Over the years, the Jim O’Haco Cattle Company has worked alongside state and federal agencies to improve the ranch for cattle grazing. One of the biggest projects was the installation of the High Point Well, which allowed water distribution to all corners of the operation. Initially, the project was going to be a well with a storage tank on it but ten years later there is 40 miles of pipeline and water that reaches to every corner of the ranch.
“The weight on our cattle improved because they didn’t have to walk as far to water,” said Jeanne O’Haco. “Before this project, the vegetation around the watering hole was trampled because they had to stay there to water. The cattle couldn’t graze out very far away from the water. It has made a tremendous difference in the improvement of the land and the vegetation.”

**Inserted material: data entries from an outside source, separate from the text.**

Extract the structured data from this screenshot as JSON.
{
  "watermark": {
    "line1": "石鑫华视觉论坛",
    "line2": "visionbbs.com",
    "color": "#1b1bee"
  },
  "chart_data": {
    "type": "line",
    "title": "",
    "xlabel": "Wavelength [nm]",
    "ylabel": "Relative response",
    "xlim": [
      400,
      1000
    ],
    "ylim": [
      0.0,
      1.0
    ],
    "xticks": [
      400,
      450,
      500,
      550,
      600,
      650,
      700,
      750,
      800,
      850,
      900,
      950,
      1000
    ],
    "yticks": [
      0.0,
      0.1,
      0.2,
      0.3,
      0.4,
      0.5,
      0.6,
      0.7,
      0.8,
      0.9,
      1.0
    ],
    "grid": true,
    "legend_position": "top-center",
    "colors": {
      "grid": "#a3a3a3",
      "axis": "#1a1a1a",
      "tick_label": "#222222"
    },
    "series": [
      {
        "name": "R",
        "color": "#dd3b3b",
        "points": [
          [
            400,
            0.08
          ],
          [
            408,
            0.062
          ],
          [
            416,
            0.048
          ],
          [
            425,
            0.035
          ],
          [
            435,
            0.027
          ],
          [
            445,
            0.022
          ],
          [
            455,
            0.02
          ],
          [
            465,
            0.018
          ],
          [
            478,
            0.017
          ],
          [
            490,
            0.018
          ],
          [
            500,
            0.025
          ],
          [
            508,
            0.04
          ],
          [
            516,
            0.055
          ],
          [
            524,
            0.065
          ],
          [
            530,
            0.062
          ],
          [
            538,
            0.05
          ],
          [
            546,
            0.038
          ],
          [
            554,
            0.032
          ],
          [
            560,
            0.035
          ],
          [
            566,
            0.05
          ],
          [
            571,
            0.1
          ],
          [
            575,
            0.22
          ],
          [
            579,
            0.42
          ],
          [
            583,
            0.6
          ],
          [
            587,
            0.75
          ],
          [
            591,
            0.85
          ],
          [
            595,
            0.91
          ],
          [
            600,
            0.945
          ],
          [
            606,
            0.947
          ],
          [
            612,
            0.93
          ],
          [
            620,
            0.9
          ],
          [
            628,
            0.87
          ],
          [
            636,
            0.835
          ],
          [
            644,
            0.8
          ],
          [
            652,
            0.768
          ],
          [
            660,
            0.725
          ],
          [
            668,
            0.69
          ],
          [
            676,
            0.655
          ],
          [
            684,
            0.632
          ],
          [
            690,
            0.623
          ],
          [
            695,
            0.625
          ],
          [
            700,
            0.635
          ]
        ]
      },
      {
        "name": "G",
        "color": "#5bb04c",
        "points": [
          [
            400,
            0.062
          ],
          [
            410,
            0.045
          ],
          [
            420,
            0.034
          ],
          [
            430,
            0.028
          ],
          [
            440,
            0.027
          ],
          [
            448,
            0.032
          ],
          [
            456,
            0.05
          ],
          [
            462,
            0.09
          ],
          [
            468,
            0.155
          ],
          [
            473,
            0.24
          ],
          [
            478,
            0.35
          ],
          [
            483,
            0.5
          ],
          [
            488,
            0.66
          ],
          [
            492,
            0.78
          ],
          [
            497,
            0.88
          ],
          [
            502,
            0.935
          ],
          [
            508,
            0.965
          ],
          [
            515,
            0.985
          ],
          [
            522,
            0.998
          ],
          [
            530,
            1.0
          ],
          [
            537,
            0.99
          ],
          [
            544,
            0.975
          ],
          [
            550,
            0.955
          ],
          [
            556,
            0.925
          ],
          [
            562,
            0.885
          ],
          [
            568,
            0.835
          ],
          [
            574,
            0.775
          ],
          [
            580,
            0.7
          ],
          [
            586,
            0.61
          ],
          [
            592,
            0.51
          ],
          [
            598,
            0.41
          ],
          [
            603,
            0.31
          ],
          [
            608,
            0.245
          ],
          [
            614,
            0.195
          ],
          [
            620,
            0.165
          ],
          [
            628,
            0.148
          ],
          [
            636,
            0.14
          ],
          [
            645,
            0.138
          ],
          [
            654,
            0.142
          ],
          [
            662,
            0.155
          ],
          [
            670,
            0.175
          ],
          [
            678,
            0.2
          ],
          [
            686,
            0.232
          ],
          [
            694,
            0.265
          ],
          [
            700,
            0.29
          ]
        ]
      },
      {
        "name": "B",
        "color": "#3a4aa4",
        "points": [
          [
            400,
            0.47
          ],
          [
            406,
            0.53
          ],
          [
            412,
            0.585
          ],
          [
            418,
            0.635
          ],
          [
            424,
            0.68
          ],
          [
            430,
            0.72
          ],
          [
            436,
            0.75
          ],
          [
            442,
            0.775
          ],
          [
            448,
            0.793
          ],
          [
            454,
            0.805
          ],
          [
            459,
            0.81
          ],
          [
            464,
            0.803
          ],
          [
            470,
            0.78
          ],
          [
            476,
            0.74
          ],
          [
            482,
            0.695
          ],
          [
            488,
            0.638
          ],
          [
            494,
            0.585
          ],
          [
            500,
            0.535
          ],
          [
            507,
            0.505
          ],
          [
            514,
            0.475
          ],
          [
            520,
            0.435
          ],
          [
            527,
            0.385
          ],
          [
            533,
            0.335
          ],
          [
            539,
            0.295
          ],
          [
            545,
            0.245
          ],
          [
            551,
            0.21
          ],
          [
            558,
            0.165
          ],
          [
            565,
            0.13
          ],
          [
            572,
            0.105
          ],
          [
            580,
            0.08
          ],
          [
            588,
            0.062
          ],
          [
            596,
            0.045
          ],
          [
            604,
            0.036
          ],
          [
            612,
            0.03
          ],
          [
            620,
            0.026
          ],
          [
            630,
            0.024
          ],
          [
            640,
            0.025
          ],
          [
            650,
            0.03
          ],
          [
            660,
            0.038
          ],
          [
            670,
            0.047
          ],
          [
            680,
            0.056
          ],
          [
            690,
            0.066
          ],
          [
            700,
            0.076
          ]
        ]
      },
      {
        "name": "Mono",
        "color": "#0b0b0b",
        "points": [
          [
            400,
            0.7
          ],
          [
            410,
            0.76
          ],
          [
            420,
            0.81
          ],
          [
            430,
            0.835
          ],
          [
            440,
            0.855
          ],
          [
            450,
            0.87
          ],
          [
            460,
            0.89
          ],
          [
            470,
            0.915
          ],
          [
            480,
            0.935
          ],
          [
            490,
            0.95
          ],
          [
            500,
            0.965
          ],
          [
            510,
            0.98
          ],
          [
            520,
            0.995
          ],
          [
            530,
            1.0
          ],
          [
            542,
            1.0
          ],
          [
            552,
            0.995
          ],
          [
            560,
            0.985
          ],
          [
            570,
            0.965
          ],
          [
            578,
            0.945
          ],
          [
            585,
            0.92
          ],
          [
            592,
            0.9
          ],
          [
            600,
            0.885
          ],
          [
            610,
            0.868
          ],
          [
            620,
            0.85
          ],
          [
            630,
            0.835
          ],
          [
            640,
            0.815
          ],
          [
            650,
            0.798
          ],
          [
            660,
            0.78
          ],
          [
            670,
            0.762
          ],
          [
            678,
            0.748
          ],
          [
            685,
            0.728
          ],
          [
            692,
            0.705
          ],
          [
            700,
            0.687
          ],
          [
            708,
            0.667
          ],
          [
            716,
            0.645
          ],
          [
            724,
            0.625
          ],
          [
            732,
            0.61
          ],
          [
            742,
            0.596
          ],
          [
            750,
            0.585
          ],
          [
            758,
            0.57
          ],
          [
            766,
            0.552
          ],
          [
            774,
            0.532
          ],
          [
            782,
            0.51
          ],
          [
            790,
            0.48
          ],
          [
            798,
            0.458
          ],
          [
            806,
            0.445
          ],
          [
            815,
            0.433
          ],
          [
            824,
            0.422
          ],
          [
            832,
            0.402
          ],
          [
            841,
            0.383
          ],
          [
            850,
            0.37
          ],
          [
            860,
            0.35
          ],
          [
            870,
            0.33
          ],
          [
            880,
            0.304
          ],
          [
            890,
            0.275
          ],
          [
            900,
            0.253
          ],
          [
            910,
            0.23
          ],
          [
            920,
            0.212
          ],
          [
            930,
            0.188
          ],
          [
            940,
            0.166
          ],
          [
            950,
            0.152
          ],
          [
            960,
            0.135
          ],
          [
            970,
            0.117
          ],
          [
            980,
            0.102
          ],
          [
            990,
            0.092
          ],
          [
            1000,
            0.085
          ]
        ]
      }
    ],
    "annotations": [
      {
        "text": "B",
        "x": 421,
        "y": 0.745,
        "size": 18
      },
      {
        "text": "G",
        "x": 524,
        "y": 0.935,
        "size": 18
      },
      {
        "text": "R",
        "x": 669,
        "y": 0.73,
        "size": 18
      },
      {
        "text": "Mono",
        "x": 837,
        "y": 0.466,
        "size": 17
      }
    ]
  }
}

The water project is a win-win situation for the ranch and its inhabitants. After reaching an agreement with the Arizona Department of Game and Fish, the ranch now leaves the water tanks running year-round to provide drinking water for wildlife across the ranch.
“This ranch is just one of those jewels that has a lot of good habitat,” said Arizona Game and Fish, Habitat Enhancement Program Manager Al Eiden. “It definitely highlights the fact that wildlife and ranching can coexist well.”
“The desire to leave the land better than they found it is a common trait among cattle raisers,” says Dave Owens, beef marketing specialist with sponsor Dow AgroSciences. “You certainly see that in action in the O'Haco family. They’re making a real, on-the-ground difference in protecting and improving the environment.”
The O’Haco family has more than a century of experience caring for the land and the animals that inhabit it. Their on-going stewardship efforts will ensure that Jim O’Haco Cattle Company is around for future generations.
“Two things in life that I’ve always wanted to do and I think I have mostly accomplished them; have quality cattle and help the environment,” said Jim O’Haco. “The job’s not done; we can always improve. We learn from our past and keep on improving.”